The array should also be significantly better than current instruments.
The question to be resolved is this: Is there an antenna size/platform size that makes
sense? The current working model has a primary antenna of 1.2 m diameter, and a
platform of 5 to 6 m in size. Is that interesting enough?
The interlocking isues seem to be:
1. Resolution. Too large an array will lead to a reduction in efficiency of the
instrument, with little/no signal on the longer baselines. A number of different
arguments point to a typical scale size of 1 to 2 arcminutes. One could point
to the current SZ detections (Carlstrom et al); or the SZ-simulations (Ue-Li;
Liddle) that Haida has been examining.
2. Confusion. A measurement will only be significant if it stands clear of the
noise – the receiver noise and the confusion noise. We need to be comfortable
that the survey threshold stands several  above all other sources. There are
two quite different problems:
Confusion from foreground sources. This is somewhat unknown territory,
as we need to extrapolate from lower frequency observations. Holdaway,
Subrahmanyan, Toffolatti suggest a density of
N ( S ) ~ 5S 0.75
(counts per square degree, S in mJy)
This is significantly lower than the expected cluster density distribution and
since we expect less than one cluster for each pointing, it suggests that this
form of confusion is manageable. Note that both the cluster predictions and
the point source distribution predictions have significant uncertainties, but I
don’t think the conclusions change – confusion seems manageable. We
would need high resolution observations if it were a serious issue, and this
would require baselines exceeding 10 m to be useful.

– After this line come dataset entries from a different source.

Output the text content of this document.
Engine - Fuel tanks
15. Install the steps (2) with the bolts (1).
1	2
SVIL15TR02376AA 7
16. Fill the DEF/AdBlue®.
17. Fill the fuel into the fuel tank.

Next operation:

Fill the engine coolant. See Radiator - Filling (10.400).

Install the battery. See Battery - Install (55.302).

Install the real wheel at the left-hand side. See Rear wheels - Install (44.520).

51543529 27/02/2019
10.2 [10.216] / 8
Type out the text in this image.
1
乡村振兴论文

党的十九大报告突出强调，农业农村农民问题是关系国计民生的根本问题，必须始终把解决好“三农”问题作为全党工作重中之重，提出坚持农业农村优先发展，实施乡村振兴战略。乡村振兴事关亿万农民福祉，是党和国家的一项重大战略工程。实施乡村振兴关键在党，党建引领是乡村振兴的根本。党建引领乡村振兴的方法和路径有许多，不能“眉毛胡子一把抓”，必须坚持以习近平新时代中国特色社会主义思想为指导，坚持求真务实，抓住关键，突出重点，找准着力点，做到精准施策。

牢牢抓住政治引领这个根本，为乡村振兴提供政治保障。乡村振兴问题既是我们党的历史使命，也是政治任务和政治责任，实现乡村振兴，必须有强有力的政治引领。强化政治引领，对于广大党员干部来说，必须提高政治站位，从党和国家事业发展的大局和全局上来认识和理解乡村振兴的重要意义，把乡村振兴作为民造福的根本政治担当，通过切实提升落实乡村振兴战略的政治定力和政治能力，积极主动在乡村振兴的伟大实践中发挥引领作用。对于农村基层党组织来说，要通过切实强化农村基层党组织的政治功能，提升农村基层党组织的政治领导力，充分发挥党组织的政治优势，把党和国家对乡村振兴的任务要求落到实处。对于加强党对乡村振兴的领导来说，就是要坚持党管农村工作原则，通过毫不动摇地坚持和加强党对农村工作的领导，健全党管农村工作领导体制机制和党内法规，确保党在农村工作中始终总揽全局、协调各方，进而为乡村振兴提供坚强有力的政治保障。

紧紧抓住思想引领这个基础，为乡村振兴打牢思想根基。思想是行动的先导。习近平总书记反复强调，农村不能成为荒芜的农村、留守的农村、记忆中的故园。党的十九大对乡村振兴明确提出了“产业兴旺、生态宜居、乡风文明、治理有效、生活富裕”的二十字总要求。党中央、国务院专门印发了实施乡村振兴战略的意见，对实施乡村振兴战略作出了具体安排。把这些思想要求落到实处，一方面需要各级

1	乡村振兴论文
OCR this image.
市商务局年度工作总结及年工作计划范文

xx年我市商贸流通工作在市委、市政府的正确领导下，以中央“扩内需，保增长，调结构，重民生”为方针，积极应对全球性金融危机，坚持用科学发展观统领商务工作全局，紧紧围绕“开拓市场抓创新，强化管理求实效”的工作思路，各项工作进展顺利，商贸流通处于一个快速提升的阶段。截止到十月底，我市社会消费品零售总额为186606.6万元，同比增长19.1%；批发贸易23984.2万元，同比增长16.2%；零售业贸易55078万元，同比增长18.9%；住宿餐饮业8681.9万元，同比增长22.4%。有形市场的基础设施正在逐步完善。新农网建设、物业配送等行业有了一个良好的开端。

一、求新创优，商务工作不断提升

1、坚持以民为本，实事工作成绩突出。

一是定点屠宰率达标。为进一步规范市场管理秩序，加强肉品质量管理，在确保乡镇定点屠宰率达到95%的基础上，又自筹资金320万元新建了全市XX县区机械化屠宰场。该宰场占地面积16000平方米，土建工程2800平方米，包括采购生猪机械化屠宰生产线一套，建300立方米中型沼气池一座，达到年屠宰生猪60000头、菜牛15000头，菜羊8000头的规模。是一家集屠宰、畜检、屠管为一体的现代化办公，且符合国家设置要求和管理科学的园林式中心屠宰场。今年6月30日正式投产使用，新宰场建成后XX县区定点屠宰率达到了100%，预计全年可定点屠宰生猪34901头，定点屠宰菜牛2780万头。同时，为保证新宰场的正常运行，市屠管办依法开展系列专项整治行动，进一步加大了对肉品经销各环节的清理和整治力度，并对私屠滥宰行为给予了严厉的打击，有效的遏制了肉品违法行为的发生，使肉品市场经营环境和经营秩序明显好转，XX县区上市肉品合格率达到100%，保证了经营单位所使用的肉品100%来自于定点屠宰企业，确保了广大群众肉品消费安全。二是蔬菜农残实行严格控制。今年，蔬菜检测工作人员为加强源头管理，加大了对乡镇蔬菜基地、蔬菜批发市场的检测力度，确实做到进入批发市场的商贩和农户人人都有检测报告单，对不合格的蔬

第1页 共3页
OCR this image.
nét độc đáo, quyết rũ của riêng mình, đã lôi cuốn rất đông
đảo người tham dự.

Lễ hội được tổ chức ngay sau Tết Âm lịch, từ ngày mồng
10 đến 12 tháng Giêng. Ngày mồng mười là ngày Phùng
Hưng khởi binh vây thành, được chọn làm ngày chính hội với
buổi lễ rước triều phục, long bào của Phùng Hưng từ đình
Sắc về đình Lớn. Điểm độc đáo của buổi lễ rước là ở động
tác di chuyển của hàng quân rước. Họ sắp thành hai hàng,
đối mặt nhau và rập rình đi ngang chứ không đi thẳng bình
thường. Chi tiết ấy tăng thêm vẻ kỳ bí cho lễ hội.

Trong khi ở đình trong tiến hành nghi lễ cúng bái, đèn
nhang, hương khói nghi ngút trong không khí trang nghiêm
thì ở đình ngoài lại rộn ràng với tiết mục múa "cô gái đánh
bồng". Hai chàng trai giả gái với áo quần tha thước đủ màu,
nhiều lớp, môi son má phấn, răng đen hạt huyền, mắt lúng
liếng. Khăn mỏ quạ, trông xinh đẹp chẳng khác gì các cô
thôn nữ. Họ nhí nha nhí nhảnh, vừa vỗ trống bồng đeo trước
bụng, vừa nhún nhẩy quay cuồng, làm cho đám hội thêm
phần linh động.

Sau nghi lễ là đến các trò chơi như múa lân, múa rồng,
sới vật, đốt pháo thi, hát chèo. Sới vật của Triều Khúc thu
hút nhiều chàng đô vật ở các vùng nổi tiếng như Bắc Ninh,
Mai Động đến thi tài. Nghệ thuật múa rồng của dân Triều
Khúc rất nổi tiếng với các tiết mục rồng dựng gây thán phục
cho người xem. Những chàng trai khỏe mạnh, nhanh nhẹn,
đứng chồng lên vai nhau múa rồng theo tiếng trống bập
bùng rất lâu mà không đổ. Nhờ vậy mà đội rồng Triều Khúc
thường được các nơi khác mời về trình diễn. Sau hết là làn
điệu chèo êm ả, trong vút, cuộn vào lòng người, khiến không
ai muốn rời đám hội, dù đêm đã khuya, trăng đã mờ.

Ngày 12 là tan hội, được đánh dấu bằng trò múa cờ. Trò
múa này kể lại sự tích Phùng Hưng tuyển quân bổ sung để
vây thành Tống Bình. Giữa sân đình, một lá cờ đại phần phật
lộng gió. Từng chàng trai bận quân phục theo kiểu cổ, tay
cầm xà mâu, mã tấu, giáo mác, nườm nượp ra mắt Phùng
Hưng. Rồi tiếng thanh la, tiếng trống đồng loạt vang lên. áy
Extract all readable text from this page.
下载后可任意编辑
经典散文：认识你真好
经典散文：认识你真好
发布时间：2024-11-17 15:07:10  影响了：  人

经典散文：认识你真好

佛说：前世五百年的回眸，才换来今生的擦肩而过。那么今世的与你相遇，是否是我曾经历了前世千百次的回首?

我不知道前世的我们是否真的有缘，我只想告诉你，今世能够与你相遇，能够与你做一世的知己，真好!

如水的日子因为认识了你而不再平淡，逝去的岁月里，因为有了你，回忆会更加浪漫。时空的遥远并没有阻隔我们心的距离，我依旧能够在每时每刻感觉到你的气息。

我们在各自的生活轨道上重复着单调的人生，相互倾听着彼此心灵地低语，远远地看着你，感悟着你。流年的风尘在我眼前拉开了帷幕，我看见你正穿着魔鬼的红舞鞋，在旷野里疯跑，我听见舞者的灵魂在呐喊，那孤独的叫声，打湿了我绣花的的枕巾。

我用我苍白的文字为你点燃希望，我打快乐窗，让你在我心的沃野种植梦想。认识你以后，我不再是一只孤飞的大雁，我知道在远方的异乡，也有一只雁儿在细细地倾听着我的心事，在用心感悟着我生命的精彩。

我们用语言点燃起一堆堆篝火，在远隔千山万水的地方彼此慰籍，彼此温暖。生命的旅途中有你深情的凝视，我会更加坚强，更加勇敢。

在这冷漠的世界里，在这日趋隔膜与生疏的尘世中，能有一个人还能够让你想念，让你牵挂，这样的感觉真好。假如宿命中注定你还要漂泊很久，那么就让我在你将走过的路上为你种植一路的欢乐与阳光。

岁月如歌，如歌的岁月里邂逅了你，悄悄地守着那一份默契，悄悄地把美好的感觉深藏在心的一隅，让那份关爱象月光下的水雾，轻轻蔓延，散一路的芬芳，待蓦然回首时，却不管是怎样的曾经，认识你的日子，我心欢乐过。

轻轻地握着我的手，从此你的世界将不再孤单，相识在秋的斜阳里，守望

Confusion from other clusters. This problem will set in as the survey
threshold is lowered. Higher resolution observations are unlikely to help as all
these sources are comparably extended. Pushed to the limit, this merges with
the second SZ experiment – the baryon distribution search.
There is some suggestion that clusters are themselves clustered. This would
exacerbate the problem, as it would make the simple population statistics
suspect. I don’t see any simple resolution to this at this stage – one needs the
data. The Carlstrom data suggests that it isn’t a problem.
Point sources within the clusters These, if present, would act against the SZ
signal and corrupt the mass estimates. Estimates (eg, Carlstrom) indicate that
these will not be an issue. High resolution would be the only remedy.
Will additional studies add more light? We could explore the point source confusion
issue by adding sources to the Ue-Li/Liddle simulation fields, and then repeating the
Miriad analysis.
II. SZ-filaments
This experiment explores, via the SZ effect, the large-scale baryon distribution. In
practical terms, it will look at the spatial power spectrum at l-values around 3000.
The bandpower seems likely to be just a few K (Holzapfel; the sz simulations).
The platform is well suited for the experiment, but since the bandpower amounts to
sub-mJy map rms, we will need to worry about foreground point source confusion.
The l-space signatures are probably not different enough to separate the two. This
experiment is likely to require many hours of integration on a small number of fields;
I suggest that high resolution observations with a large array (eg, BIMA; ATNF)
would offer a useful defence against the point sources.
M.Kesteven’s conclusions:
A 5m-class platform would answer the SZ experiment goals, being well
matched to the source scale sizes.
No compelling case can be made for a “somewhat larger” platform in order to
provide protection against confusion in the SZ cluster count experiment : it
seems that confusion will not be an issue, and secondly, if it were, then a
“seriously larger” platform would be needed.
The SZ-filament distribution experiment will be a very challenging
experiment. Confusion is just one of its difficulties.